Second, ask yourself the question. How does it affect you? If it doesn’t, then remind yourself that your energy could be focused on much more positive things. Try focusing the energy of judgment on yourself. No, that does not mean that you should judge/criticize yourself in lieu of strangers. It means that you can take that energy and uplift yourself.

Third, uplift others. Find the (aesthetic) good in others. As I walk through any crowd, I find it easier (read: less stressful) to seek the positive in everyone’s appearance and/or disposition. I’m usually the smiling face that’s swimming up stream thinking about what I like about the people I see. I’m not going to type any false sunshine and claim that *insert mocking tone* “I find everyone beautiful in their own special way”. While I can find something that makes me smile in every soul and on every body, there are times that I meet a donkey (read: jack ass) and I choose to keep my distance. Sometimes, I meet someone that has a penis growing out of his forehead *untrue story*. When that happens I remind myself in rhyme, “if I can’t think of anything nice to SAY sometimes it’s best to look AWAY”.

“Have you started to love your body yet?” It’s a question that I ask potential clients.
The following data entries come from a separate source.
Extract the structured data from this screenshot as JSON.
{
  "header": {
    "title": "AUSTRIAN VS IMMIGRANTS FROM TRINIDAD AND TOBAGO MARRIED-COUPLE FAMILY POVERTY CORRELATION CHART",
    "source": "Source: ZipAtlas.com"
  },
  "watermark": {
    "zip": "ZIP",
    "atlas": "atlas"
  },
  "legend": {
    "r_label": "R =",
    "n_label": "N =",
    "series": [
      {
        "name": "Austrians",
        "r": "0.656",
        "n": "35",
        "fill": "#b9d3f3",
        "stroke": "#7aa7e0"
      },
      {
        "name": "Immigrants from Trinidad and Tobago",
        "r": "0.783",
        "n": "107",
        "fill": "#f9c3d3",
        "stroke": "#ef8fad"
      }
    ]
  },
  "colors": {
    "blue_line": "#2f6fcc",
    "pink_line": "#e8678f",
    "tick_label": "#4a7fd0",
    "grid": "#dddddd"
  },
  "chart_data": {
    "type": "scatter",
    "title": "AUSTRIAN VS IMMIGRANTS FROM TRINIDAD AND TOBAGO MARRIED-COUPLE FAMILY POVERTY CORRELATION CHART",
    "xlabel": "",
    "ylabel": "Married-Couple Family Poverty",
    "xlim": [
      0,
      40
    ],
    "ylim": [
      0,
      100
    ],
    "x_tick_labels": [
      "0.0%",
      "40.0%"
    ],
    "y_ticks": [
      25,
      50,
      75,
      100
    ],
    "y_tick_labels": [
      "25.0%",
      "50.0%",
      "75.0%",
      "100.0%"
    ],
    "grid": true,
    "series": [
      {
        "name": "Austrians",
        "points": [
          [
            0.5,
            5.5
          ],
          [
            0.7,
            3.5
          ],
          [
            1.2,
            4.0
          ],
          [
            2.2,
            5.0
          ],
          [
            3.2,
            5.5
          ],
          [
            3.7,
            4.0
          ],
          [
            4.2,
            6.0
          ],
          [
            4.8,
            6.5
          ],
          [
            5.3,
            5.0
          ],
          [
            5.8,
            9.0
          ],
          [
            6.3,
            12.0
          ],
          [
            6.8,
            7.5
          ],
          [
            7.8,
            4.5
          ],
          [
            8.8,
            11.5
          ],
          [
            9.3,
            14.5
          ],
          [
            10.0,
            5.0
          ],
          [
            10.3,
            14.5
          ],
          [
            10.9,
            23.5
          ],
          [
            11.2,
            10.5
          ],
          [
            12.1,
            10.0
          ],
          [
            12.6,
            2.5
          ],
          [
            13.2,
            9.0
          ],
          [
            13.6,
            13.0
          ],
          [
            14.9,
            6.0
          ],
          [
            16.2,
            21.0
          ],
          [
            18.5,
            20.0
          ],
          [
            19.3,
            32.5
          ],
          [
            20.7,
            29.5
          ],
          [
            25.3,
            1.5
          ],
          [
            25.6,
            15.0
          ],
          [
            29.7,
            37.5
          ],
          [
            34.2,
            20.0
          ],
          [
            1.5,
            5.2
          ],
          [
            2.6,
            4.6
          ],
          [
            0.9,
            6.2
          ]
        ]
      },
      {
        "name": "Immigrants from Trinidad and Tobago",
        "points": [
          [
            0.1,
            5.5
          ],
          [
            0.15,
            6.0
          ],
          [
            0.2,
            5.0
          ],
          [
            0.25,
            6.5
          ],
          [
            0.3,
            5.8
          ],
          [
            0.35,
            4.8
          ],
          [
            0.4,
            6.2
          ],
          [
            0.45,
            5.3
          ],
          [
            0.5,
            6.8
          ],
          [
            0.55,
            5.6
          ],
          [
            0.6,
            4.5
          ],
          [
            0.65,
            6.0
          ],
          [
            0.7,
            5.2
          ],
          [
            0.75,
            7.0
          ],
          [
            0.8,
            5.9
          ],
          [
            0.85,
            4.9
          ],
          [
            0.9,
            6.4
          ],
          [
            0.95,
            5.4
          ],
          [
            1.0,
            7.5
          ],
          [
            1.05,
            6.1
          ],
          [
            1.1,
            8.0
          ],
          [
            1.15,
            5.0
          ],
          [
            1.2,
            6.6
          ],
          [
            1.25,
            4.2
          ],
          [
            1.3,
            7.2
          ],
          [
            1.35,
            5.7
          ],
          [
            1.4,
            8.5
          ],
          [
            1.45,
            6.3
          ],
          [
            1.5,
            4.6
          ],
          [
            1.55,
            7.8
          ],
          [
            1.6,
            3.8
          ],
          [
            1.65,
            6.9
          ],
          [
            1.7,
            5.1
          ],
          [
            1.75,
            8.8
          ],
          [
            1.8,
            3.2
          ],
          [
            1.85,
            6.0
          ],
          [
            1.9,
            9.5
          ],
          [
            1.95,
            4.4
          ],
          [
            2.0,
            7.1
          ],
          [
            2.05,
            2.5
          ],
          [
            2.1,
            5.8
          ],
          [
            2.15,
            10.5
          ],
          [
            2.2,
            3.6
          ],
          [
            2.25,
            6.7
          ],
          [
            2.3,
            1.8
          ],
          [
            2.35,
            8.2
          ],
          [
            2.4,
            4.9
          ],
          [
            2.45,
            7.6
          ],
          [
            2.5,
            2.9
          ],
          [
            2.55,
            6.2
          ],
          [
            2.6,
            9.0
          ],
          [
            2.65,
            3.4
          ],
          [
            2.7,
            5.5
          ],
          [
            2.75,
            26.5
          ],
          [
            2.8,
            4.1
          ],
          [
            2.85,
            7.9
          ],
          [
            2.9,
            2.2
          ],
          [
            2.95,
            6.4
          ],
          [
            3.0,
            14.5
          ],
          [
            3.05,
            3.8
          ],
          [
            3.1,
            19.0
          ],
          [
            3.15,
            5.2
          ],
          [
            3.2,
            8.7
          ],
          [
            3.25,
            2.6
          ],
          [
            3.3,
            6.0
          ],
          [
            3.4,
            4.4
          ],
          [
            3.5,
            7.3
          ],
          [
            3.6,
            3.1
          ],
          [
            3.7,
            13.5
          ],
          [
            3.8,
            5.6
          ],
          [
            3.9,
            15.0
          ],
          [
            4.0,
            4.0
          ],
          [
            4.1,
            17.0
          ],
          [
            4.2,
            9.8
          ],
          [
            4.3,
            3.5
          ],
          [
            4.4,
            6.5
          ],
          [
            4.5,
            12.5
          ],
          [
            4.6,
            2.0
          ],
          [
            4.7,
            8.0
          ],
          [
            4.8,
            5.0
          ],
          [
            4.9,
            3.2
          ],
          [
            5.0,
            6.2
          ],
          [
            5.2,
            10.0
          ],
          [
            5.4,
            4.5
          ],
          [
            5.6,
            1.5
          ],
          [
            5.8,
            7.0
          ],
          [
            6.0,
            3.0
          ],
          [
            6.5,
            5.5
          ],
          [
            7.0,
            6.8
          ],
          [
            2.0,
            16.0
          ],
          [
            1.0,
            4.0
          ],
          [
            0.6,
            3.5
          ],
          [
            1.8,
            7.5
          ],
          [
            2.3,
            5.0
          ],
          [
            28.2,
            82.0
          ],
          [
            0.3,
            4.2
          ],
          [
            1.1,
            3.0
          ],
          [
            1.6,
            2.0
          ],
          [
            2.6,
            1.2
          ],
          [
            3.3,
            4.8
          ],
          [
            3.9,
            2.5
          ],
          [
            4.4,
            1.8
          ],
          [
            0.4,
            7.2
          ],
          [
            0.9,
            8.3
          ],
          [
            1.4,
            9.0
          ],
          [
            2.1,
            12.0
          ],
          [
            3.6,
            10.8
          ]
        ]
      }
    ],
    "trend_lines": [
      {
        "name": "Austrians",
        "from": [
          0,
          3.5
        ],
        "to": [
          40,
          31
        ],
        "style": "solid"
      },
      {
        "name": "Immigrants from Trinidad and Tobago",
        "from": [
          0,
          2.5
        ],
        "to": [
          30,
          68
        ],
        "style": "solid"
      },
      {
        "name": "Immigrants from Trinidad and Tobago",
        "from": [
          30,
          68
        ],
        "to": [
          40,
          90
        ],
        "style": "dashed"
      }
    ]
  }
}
I make it a policy to only accept clients that are focused on long-term fitness, self-love, rehabilitation, and training to be prepared for anything. The saying goes, “workout because you love your body, not because you hate it.” I’m not sure who said it. But, in my experience, I’ve never seen success come from a negative motivator. Will you run faster if a dog is chasing you? No doubt. Should you imagine that a dog is chasing you every time you go for a run? Please don’t. You’ll hate running faster than it will take you to finish a mile. Love your body, love your effort, love your motivation.

The most beautiful people I’ve ever seen were naked. Every so often, I find myself in a “clothing optional” environment. In those environments, I see self- love whenever someone sheds their clothes. The nudists realize that nothing on their body will affect the eye of the beholder. How will it affect them? The nudist gives zero fucks. In that apathy, I see beauty. The most attractive person is the person that finds themselves attractive. I’d like to re-type that, “The most attractive person is the person that finds themselves attractive.” You can’t just say, “I know I look good, Honey!” No, you must live, breathe, and embody self-love. Have you ever met a confident human with a strong will and positive self-esteem? If you have, then you know what I mean. That human is s-e-x-y. Not because of hair color, fashion sense, height, weight, muscular definition, or any other aesthetic. Nope. That human is attractive because they have no self-doubt. They hear the phrase “clothing optional” and rejoice in the freedom of nudity. The nudists are those humans that don’t concern themselves with the judgments of others. Now, before you assume that all of these nudists, to whom I refer, fit into some societal standard of beauty check yourself. The majority of the naked people that I’ve seen at these resorts would never be asked to grace the cover of a magazine. However, they were the most beautiful people I’ve ever seen because they found themselves attractive enough to not be concerned by the opinion of others.

The never-nudes were the odd balls. Walking through a group of naked people with your clothes on highlights your insecurities. There are many places you can visit with clothing requirements. Why make the journey to a place (that’s not easy to find) just to leave your clothes on? One person even wore a sweater… in August. This person wore a goddamned sweater! How did it affect me? It didn’t. I just found it confusing. Being beautiful begins (and ends) with self-love. Have you started to love your body yet? Have you taken the time to celebrate your naked and lovely body in the mirror? Well, maybe it’s time that you found yourself sexy. Just a thought.